Dépendant des choix de l’artisan, mais souvent des matériaux disponibles, les tapis traditionnels sont généralement fabriqués de tissus recyclés provenant d’anciens vêtements ou, encore, de chutes de tissu. Par conséquent, on peut identifier dans le même tapis une variété de matières textiles, offrant une vaste gamme de couleurs, qui ont permis de créer un motif original et, bien souvent, représentatif d’une région, d’une époque. Parmi les tissus utilisés, on remarque, entre autres choses, le coton, le lainage, le jute, la flanelle, la serge, le denim, le feutre, le nylon, etc.
Il faut parfois choisir entre l’idée d’utiliser ou d’exposer un tapis ancien et le désir de le conserver. Quelle que soit la décision, on devrait éviter d’exposer le tapis à un éclairage trop vif qui peut décolorer les couleurs et fragiliser les fibres.

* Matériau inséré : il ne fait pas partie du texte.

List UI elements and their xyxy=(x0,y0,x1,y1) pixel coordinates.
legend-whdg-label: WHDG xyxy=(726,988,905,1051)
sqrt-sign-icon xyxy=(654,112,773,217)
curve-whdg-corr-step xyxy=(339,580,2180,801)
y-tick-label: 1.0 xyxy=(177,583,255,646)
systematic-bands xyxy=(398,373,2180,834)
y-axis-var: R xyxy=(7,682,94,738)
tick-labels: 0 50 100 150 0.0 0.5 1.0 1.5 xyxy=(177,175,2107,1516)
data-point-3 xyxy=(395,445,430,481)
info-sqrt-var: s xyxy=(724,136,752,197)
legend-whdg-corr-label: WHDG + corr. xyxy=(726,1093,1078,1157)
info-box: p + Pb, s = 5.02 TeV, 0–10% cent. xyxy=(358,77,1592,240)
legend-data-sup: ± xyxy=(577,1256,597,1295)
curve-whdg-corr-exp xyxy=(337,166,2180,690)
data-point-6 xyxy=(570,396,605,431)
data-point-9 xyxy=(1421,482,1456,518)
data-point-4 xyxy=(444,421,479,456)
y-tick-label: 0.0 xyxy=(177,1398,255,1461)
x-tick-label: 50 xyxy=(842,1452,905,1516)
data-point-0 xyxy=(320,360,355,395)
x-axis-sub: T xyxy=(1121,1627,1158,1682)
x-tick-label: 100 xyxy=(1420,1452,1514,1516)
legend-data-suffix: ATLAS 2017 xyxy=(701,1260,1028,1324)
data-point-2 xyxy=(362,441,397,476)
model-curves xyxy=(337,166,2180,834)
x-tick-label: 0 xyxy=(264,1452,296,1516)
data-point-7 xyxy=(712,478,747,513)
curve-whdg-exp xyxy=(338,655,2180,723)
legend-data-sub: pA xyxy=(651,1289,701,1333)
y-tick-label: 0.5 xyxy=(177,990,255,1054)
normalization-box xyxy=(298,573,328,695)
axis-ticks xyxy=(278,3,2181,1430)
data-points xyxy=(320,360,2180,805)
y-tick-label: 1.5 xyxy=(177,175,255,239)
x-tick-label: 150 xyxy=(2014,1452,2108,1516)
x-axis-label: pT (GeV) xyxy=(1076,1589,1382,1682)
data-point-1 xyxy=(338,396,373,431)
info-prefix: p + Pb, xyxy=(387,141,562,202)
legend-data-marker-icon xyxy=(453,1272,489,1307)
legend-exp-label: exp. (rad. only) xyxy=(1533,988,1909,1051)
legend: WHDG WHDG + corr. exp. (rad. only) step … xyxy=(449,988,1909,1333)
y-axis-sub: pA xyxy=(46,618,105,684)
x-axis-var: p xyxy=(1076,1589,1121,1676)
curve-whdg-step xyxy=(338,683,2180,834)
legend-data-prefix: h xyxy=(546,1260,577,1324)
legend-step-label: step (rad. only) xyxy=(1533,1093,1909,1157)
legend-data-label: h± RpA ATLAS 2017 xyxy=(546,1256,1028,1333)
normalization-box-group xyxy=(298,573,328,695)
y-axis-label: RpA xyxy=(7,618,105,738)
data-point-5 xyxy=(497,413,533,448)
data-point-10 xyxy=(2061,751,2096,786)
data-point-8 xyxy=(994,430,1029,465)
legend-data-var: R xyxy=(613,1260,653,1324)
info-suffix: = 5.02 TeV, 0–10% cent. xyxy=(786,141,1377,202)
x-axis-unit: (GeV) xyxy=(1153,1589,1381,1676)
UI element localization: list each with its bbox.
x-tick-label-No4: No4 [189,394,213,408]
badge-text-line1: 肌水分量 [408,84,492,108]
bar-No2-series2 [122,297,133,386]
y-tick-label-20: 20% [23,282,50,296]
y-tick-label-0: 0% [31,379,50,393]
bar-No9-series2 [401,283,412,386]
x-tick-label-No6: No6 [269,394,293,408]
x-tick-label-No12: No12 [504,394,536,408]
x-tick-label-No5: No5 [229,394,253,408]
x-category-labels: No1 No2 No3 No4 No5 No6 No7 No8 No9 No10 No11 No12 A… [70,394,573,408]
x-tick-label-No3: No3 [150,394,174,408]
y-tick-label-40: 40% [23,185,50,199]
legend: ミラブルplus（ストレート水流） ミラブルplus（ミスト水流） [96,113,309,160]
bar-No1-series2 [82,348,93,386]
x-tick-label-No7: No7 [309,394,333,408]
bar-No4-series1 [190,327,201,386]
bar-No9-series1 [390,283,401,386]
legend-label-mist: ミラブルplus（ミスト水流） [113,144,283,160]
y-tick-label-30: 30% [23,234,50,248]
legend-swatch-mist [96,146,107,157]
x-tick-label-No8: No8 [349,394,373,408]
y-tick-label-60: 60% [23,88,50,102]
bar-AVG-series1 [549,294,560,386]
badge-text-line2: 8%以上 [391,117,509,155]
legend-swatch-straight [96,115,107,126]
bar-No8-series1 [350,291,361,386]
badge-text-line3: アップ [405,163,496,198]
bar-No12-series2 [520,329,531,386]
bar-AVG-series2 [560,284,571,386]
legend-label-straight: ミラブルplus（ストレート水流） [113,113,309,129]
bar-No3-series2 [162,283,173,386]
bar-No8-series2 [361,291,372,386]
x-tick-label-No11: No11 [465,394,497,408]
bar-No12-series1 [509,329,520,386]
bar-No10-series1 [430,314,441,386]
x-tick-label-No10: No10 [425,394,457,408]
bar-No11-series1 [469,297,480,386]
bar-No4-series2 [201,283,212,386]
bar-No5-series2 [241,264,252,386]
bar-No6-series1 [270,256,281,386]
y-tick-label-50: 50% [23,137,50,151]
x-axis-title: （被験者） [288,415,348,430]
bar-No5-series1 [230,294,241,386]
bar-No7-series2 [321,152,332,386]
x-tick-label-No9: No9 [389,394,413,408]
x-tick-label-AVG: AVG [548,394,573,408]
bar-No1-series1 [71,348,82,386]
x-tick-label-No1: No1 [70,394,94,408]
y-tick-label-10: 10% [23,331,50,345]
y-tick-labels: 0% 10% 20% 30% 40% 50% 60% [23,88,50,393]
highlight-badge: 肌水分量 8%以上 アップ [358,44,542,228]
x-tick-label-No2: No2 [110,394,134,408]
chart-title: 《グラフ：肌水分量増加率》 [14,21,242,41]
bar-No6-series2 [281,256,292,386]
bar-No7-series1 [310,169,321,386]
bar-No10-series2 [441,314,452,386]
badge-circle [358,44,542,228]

L’intensité de la lumière, qu’elle soit naturelle ou artificielle, contribue irrémédiablement à la détérioration de tous les genres de textiles. Les tapis anciens peuvent montrer des signes d’usure suite à un usage régulier et à des entretiens répétés.
Compte tenu de la fragilité des fibres, de la diversité des matériaux utilisés et des possibilités de couleurs instables, il n’est pas recommandé de laver un tapis ancien. Lorsqu’il est nécessaire de nettoyer un tapis, on prendra en considération son état de conservation.
Si le tapis est en bon état, on peut faire un dépoussiérage en surface avec l’aspirateur. S’il présente des parties effilochées, des coutures ouvertes ou des pièces déchirées, on utilisera un pinceau à poils doux pour dégager les saletés qui seront aspirées à l’aide d’un aspirateur à faible puissance dont l’embout aura été recouvert d’une mousseline ou d’un morceau de moustiquaire.
S’il devenait absolument nécessaire de nettoyer le tapis plus à fond, y aller avec beaucoup de prudence. D’abord, évaluer si on doit faire appel à un lavage à la main ou à un nettoyage à sec. Dans les deux cas, on doit tenir compte de l’instabilité des couleurs, de la fragilité des fibres et de la possibilité de déformation. Si on opte pour un lavage à la main (à l’eau et au savon), s’assurer de bien rincer le tapis, d’éponger le surplus d’eau avec des serviettes, puis de le laisser sécher à plat.